RIB U.S. COST: Achieving CMMC Certification with Commander Managed GRC 

Background

RIB U.S. Cost has been a trusted leader in construction cost estimating and project controls for over 40 years. Founded in a small basement office in Atlanta, the company has grown into a major contributor in the industry, combining technology and industry expertise to deliver exceptional professional services to clients worldwide. 

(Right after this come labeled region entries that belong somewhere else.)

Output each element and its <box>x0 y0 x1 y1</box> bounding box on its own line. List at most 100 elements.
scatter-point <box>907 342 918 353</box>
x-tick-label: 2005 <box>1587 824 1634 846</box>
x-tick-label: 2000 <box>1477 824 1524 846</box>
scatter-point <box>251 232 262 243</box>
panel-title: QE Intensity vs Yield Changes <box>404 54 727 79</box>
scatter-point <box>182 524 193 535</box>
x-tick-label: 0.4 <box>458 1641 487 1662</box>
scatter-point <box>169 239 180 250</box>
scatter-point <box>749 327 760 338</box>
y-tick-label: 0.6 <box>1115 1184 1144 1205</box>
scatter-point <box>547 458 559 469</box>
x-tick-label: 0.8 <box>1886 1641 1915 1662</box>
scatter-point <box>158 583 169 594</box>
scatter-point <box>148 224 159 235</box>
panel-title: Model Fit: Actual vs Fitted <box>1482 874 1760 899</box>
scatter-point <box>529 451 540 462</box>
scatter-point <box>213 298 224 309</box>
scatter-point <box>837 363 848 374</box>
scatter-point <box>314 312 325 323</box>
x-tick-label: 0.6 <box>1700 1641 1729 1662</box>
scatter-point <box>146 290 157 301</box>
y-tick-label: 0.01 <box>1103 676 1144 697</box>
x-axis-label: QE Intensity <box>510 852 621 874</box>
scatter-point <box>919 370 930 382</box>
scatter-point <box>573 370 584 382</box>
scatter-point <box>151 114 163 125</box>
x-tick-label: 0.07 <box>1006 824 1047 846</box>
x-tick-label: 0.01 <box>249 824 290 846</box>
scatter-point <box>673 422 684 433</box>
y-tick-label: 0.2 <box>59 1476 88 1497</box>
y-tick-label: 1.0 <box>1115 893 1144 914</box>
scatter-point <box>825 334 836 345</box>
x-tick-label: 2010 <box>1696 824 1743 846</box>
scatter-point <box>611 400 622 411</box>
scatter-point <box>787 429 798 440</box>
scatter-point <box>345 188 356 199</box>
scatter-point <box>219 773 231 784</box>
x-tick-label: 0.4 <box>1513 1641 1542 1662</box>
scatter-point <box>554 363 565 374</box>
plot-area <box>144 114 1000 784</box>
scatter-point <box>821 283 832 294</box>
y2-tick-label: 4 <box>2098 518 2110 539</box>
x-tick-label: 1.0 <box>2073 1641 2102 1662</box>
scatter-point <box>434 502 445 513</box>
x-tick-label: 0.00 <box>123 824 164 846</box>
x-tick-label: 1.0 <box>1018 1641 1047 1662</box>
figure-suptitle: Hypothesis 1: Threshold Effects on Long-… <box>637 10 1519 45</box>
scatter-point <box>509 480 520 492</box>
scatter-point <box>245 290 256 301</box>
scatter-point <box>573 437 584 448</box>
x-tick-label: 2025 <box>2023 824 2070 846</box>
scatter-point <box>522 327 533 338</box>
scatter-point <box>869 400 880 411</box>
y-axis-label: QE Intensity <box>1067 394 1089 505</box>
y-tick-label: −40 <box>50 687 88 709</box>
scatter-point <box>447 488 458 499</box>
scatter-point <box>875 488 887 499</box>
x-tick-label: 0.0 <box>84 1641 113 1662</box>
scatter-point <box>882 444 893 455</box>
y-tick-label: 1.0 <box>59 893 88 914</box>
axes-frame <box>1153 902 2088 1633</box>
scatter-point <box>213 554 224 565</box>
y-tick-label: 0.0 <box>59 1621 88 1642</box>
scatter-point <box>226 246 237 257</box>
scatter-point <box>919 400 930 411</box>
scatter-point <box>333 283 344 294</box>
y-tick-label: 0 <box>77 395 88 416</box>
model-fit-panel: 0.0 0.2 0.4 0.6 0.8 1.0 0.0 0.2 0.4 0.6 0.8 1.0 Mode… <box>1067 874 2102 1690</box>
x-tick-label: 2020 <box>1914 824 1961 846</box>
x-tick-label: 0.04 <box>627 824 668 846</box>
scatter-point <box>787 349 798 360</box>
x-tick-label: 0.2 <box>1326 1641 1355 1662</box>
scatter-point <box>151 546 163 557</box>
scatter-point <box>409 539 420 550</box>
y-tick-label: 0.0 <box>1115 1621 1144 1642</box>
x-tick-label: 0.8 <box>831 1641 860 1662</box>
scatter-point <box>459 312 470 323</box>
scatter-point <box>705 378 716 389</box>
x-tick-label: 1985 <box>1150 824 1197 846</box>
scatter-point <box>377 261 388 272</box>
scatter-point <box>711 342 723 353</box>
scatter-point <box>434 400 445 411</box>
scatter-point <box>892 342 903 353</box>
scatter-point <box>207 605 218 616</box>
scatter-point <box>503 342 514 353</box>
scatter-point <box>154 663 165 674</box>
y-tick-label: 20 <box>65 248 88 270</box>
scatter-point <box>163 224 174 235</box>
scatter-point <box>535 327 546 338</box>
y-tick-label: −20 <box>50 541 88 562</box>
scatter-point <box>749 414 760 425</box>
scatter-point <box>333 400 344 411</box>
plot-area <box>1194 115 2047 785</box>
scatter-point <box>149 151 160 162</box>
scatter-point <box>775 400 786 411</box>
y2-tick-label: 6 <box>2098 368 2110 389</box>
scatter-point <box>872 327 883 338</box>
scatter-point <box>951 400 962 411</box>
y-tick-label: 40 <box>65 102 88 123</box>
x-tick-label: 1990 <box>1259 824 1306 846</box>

Their expertise encompasses construction estimating, cost management, scheduling, and value engineering at all phases of a project, including Capital Planning, Pre-Construction, Procurement, and Construction.  

The Challenge

Much of the content they handle—particularly drawings coming out of Washington—are marked as Controlled Unclassified Information (CUI). After a data breach in 2021 involving an affiliate’s hard drive containing government data, RIB U.S. Cost experienced a significant financial and personnel burden. Although the company had been working to achieve full compliance with NIST 800-171, CEO Suzanne Moltzen recognized the implementation needed to be accelerated.  She knew her company needed to invest more fully in cybersecurity and compliance if they wanted to continue to lead the way in their industry. But like many small federal contractors, she is pulled in many different directions. 

She said, “I want to get it right, but my attention is always divided. There's always something that needs to be done, so that's why I stay committed to using Commander [Summit 7’s Managed GRC Solution].” 

Additionally, much of the company’s operations and policies lived in her head, so they knew they needed documented, repeatable processes. While they had adopted some cybersecurity best practices, they struggled to demonstrate those efforts on paper, which is an essential step toward compliance with CMMC (Cybersecurity Maturity Model Certification). 

“Even if we’re doing the right things, we need to be able to show that we’re doing the right things,” said Moltzen. 

The Solution

RIB U.S. Cost partnered with Summit 7 and was among the earliest adopters of their managed services,  Guardian and Vigilance. As their compliance journey evolved, they added Commander, Summit 7’s managed governance, risk, and compliance (GRC) service.  

The Commander team worked closely with RIB U.S. Cost’s internal cybersecurity analyst to tailor policies, procedures, and documentation that not only aligned with CMMC Level 2 but also fit the company’s actual business operations. 

“For me, it took someone to slowly work us through that… translating what my employees needed to do into a written policy,” said Moltzen. “That is where I found Commander to be very useful.” 

The Results

RIB U.S. Cost officially received their CMMC Level 2 certification in early 2025. While it brought a moment of relief, Moltzen knows it’s only the beginning of a continuous effort. 

“It was the biggest sigh of relief for a moment because I also realized that just because I’m certified, it doesn’t stop here,” she said. “We have to be committed… especially after going through what happens when you’ve had a breach.” 

The breach in 2021 led to costly forensic recovery—15-hour days and a monthly expense greater than a full year’s worth of Summit 7’s services. 

“We spent more in a month with forensics than I spend in a year now with Summit 7,” Moltzen emphasized. “My number one advice: find the experts, use them, appreciate them.” 

Because of their investment in Commander, RIB also has confidence in the future of their cybersecurity and compliance.